- Theatrical release poster
- Directed by: Suresh Poduval
- Written by: Suresh Poduval
- Produced by: Subash Cipy
- Starring: Gokul Suresh Anusree Prayaga Martin Surabhi Lakshmi Ramesh Pisharody Siddique Kalabhavan Shajohn
- Cinematography: Prakash Velayudhan
- Edited by: Shameer Muhammed
- Music by: Gopi Sundar Sudarsan Prakash Alex (Background Score)
- Production company: Cipy Creative Works
- Release date: 6 December 2019;
- Country: India
- Language: Malayalam

= Ulta (film) =

Indian Malayalam-language film

Ulta is a 2019 Indian Malayalam-language action comedy film written and directed by Suresh Poduval (in his directorial debut) and produced by Subash Cipy.

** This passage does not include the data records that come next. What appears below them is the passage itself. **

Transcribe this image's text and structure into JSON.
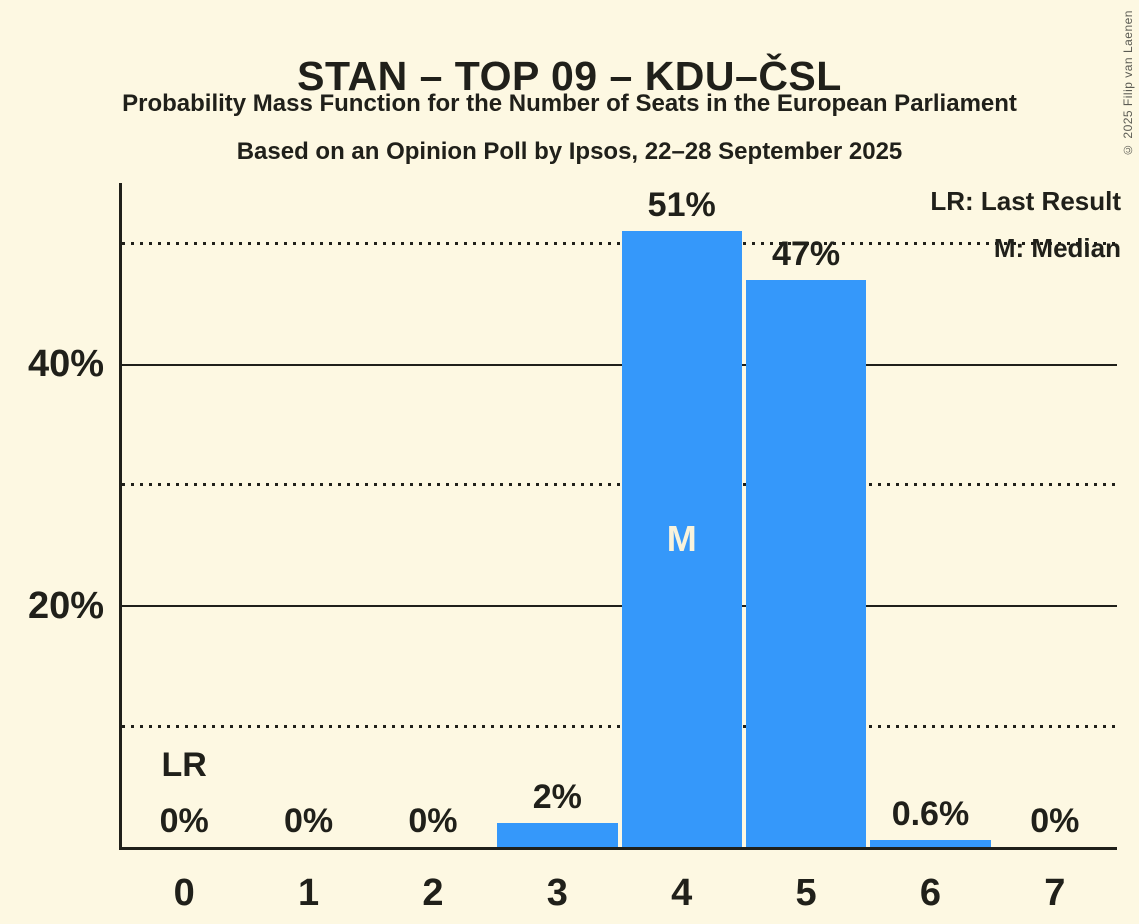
{
  "copyright": "© 2025 Filip van Laenen",
  "chart_data": {
    "type": "bar",
    "title": "STAN – TOP 09 – KDU–ČSL",
    "subtitle": "Probability Mass Function for the Number of Seats in the European Parliament",
    "sub_subtitle": "Based on an Opinion Poll by Ipsos, 22–28 September 2025",
    "categories": [
      "0",
      "1",
      "2",
      "3",
      "4",
      "5",
      "6",
      "7"
    ],
    "values": [
      0,
      0,
      0,
      2,
      51,
      47,
      0.6,
      0
    ],
    "value_labels": [
      "0%",
      "0%",
      "0%",
      "2%",
      "51%",
      "47%",
      "0.6%",
      "0%"
    ],
    "xlabel": "",
    "ylabel": "",
    "ylim": [
      0,
      55
    ],
    "gridlines": [
      {
        "value": 10,
        "style": "dotted",
        "label": ""
      },
      {
        "value": 20,
        "style": "solid",
        "label": "20%"
      },
      {
        "value": 30,
        "style": "dotted",
        "label": ""
      },
      {
        "value": 40,
        "style": "solid",
        "label": "40%"
      },
      {
        "value": 50,
        "style": "dotted",
        "label": ""
      }
    ],
    "legend": {
      "lr": "LR: Last Result",
      "m": "M: Median"
    },
    "legend_position": "top-right",
    "annotations": {
      "median_category": "4",
      "median_label": "M",
      "last_result_category": "0",
      "last_result_label": "LR"
    },
    "colors": {
      "bar": "#3598fa",
      "background": "#fdf8e2",
      "text": "#20201a",
      "median_text": "#f8f3dc",
      "copyright_text": "#5b5b53"
    }
  }
}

The film stars Gokul Suresh, Anusree and Prayaga Martin, with Siddique, Ramesh Pisharody, Kalabhavan Shajohn and Surabhi Lakshmi in supporting roles.

== Plot ==
Ulta is a 2019 Indian Malayalam-language action-comedy film marking the directorial debut of Suresh Poduval. The film is produced by Subash Cipy under the banner of Cipy Creative Works. It features Gokul Suresh, Anusree, and Prayaga Martin in lead roles, with supporting performances by Siddique, Ramesh Pisharody, Kalabhavan Shajohn, and Surabhi Lakshmi.

==Production==
Ulta is a comedy drama that marks the directorial debut of screenwriter Suresh Poduval, produced by Cipy Creative Works. Principal photography began by October 2018 in Kannur.

==Soundtrack==

The film features original background score and songs composed by Gopi Sundar and Sudarsan.